Ce limogeage, annoncé dans le cadre d’un remaniement gouvernemental, provoque une vive controverse et met en lumière des tensions croissantes au sommet de l’appareil militaire ukrainien, alors que le pays poursuit sa guerre contre la Russie.
Rassemblés pour la deuxième soirée consécutive dans la capitale, les manifestants ont brandi des drapeaux ukrainiens et des pancartes dénonçant le départ du ministre. Parmi les slogans les plus visibles figuraient : « Rendez-nous Fedorov ! », « Respectez le peuple » ou encore « Auto-sabotage », illustrant le mécontentement d’une partie de la population face à cette décision présidentielle.
Plus d’un millier de personnes avaient déjà manifesté la veille à Kiev ainsi que dans plusieurs autres villes du pays.
Âgé de 35 ans, réformateur et fervent défenseur de l’innovation technologique sur le champ de bataille, Mykhaïlo Fedorov avait présenté sa démission mercredi, moins de six mois après sa nomination à la tête du ministère de la Défense.
Selon ses propres déclarations, son départ est lié à un profond désaccord avec le commandant en chef des forces armées ukrainiennes, Oleksandre Syrsky. Fedorov défendait une modernisation accélérée des capacités militaires grâce aux nouvelles technologies, tandis que le chef de l’armée privilégierait une stratégie plus classique dans la conduite des opérations.
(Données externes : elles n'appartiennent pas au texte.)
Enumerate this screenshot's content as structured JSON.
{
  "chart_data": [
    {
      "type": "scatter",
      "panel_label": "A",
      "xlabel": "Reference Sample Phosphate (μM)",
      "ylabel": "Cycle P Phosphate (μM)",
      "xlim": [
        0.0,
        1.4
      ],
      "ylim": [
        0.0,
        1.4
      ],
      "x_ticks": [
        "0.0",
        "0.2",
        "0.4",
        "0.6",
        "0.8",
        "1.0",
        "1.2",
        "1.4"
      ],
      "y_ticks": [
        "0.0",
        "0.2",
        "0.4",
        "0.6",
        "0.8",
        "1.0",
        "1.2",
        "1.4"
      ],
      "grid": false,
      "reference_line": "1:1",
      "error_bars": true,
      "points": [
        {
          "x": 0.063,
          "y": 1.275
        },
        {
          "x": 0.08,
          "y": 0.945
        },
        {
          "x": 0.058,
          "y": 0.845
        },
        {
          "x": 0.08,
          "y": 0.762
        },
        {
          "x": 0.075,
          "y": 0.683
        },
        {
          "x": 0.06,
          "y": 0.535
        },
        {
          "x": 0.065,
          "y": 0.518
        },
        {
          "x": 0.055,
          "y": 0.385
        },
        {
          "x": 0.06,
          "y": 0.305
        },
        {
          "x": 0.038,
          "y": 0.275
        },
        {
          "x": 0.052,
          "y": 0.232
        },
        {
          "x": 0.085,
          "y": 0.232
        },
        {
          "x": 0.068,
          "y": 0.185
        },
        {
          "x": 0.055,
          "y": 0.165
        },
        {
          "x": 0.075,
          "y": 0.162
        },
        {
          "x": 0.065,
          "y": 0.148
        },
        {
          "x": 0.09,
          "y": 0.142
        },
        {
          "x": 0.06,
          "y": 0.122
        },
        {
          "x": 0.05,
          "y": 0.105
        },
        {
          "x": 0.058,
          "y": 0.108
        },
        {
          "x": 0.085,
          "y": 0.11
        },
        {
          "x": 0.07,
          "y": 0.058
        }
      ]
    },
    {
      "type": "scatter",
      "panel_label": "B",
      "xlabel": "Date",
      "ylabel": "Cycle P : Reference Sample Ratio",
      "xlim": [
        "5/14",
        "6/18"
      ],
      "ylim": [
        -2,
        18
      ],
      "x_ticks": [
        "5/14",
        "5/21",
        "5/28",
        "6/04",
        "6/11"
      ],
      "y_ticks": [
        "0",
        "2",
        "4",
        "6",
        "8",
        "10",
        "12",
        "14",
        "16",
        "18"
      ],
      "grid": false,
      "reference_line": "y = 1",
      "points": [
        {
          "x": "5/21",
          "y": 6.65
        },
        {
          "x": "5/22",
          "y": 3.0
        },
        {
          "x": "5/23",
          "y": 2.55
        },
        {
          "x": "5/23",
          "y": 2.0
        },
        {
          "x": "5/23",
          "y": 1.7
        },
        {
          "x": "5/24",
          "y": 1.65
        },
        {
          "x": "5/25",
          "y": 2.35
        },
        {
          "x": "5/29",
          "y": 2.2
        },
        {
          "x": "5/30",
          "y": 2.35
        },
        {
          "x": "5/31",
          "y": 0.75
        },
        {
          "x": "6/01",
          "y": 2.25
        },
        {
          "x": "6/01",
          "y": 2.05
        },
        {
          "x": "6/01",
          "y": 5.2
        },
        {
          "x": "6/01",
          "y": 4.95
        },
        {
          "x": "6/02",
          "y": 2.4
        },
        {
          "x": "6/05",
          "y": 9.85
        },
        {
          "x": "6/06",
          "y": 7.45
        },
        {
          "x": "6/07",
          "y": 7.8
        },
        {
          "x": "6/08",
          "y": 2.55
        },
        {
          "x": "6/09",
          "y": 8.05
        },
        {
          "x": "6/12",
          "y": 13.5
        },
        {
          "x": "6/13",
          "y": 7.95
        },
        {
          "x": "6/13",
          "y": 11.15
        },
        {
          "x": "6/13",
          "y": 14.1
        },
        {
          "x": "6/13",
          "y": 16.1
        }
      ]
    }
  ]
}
Sans entrer dans les détails des désaccords internes, le président Volodymyr Zelensky a justifié ce changement en expliquant vouloir préserver « l’unité » du commandement militaire à un moment où l’Ukraine fait toujours face à l’invasion russe.
Dans l’attente de la validation du Parlement, le poste est assuré par intérim par Ievguen Khmara, un haut responsable des services de sécurité ukrainiens (SBU), peu connu du grand public et sans véritable expérience politique.
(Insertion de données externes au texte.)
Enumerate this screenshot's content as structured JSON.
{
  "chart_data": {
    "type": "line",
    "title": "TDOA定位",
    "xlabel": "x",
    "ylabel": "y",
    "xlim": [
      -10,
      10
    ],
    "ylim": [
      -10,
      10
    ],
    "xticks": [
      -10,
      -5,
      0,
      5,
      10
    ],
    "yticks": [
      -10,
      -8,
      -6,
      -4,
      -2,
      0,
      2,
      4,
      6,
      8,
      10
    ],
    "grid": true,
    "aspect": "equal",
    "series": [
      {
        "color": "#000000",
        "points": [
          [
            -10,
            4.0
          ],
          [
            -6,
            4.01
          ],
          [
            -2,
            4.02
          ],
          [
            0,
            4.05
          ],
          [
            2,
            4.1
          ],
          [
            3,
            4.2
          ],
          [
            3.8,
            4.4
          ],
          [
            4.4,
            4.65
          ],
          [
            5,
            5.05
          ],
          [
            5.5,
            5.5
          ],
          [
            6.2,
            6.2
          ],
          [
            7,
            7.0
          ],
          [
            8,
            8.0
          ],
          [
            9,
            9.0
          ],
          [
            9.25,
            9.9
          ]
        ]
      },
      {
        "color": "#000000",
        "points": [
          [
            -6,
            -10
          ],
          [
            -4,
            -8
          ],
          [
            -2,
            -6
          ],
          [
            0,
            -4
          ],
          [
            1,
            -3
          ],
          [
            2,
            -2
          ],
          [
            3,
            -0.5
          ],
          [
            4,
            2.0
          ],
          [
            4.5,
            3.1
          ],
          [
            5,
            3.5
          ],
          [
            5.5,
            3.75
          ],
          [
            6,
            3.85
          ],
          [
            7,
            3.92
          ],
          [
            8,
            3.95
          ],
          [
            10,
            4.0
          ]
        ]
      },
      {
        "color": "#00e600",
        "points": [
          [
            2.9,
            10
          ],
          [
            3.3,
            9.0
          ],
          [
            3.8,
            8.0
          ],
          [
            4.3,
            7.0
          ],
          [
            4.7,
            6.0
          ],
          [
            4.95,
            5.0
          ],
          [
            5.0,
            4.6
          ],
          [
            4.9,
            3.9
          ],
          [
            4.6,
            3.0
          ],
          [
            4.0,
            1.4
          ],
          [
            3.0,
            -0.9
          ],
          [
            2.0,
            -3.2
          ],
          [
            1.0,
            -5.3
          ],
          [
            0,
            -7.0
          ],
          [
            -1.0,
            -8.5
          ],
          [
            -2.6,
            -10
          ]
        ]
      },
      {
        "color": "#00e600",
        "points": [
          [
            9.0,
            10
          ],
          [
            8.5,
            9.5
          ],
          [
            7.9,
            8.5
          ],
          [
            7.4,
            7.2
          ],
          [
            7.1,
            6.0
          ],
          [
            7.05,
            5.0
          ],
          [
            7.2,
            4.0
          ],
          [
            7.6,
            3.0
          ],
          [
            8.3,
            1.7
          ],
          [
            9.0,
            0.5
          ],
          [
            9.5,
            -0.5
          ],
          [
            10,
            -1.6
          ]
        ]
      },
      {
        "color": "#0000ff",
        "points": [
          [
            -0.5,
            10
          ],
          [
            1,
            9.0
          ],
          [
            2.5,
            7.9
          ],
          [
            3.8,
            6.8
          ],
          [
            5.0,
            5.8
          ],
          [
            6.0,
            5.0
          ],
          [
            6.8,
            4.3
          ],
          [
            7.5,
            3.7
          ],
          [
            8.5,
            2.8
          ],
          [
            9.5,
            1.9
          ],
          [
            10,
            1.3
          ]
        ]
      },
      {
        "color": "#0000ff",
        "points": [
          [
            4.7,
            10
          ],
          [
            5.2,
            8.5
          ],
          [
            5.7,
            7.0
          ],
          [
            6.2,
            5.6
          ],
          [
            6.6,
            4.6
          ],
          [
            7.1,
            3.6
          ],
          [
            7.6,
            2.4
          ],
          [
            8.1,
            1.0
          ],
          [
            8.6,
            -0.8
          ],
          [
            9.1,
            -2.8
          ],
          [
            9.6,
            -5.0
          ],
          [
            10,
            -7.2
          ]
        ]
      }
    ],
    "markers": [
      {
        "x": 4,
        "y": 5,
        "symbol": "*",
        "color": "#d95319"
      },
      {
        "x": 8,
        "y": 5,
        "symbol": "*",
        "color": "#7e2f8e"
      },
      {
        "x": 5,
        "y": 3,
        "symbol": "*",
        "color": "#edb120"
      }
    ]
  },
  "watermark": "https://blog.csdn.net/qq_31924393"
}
Au-delà du départ de Mykhaïlo Fedorov, cette crise met en évidence les divergences stratégiques qui traversent désormais la hiérarchie militaire ukrainienne, plus de quatre ans après le début de la guerre.
Le soutien affiché par une partie de la population au ministre déchu, ainsi que les manifestations organisées dans plusieurs villes du pays, témoignent d’un malaise grandissant autour de la gestion du conflit et des choix opérés par les autorités ukrainiennes.